Oganes: I don’t think that that is going to recede anytime soon, because the problem is that China has a problem of excess supply right now because there is not sufficient domestic demand. There is still a problem in the real estate sector, which demands a lot of steel, to your point, or other commodities. The solutions to that are not anywhere to be seen.

We know from experience of any country that has had a boom-bust cycle in the real estate market, it takes time for this clean up to happen. So what China is doing is, obviously keeps manufacturing and keeps flooding the global economy, global markets with its cheaper production. That has been generating a lot of reactions, right? US, Canada, EU  you name it, imposing restrictions, some tariffs, or protesting this attitude. But China is not — they see it to their benefit.

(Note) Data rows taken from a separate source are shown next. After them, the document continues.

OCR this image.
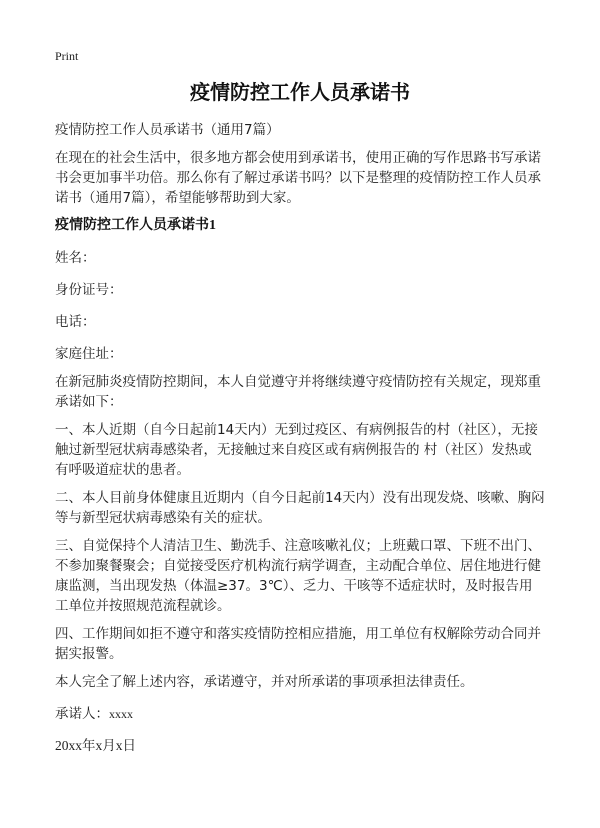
Print
疫情防控工作人员承诺书
疫情防控工作人员承诺书（通用7篇）
在现在的社会生活中，很多地方都会使用到承诺书，使用正确的写作思路书写承诺
书会更加事半功倍。那么你有了解过承诺书吗？以下是整理的疫情防控工作人员承
诺书（通用7篇），希望能够帮助到大家。
疫情防控工作人员承诺书1
姓名：
身份证号：
电话：
家庭住址：
在新冠肺炎疫情防控期间，本人自觉遵守并将继续遵守疫情防控有关规定，现郑重
承诺如下：
一、本人近期（自今日起前14天内）无到过疫区、有病例报告的村（社区），无接
触过新型冠状病毒感染者，无接触过来自疫区或有病例报告的 村（社区）发热或
有呼吸道症状的患者。
二、本人目前身体健康且近期内（自今日起前14天内）没有出现发烧、咳嗽、胸闷
等与新型冠状病毒感染有关的症状。
三、自觉保持个人清洁卫生、勤洗手、注意咳嗽礼仪；上班戴口罩、下班不出门、
不参加聚餐聚会；自觉接受医疗机构流行病学调查，主动配合单位、居住地进行健
康监测，当出现发热（体温≥37。3℃）、乏力、干咳等不适症状时，及时报告用
工单位并按照规范流程就诊。
四、工作期间如拒不遵守和落实疫情防控相应措施，用工单位有权解除劳动合同并
据实报警。
本人完全了解上述内容，承诺遵守，并对所承诺的事项承担法律责任。
承诺人：xxxx
20xx年x月x日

So I think that this is this inflationary impulse from China, in my mind, is going to continue.

Q: Where is the Yen headed and is there a chance of a repeat of the yen carry trade unwind, which hit us in early August or these things don’t repeat, because the world is prepared”

Oganes: The projection that we have is that the yen is going to be potentially crossing Pearson again at that 140 level, going to the high 130s, but this assumes a US going into a soft landing, and nothing dramatic happening around the US elections. If we get a US recession scenario, it is possible that we get more rate cuts by the Fed. It is possible we will get to the low 130s or even the high 120s. This is clearly not in the market.

As Jahangir said, our team expects more hikes than what the market is discounting right now. So, if you speak to JP Morgan traders, a dollar-yen is a currency, so the yen is a currency that they seem to favour, just because it is still not consensus. People are not convinced that these inflation dynamics are here to stay, that the policy path for the BOJ is for more hikes. This is still, not everyone is believing it.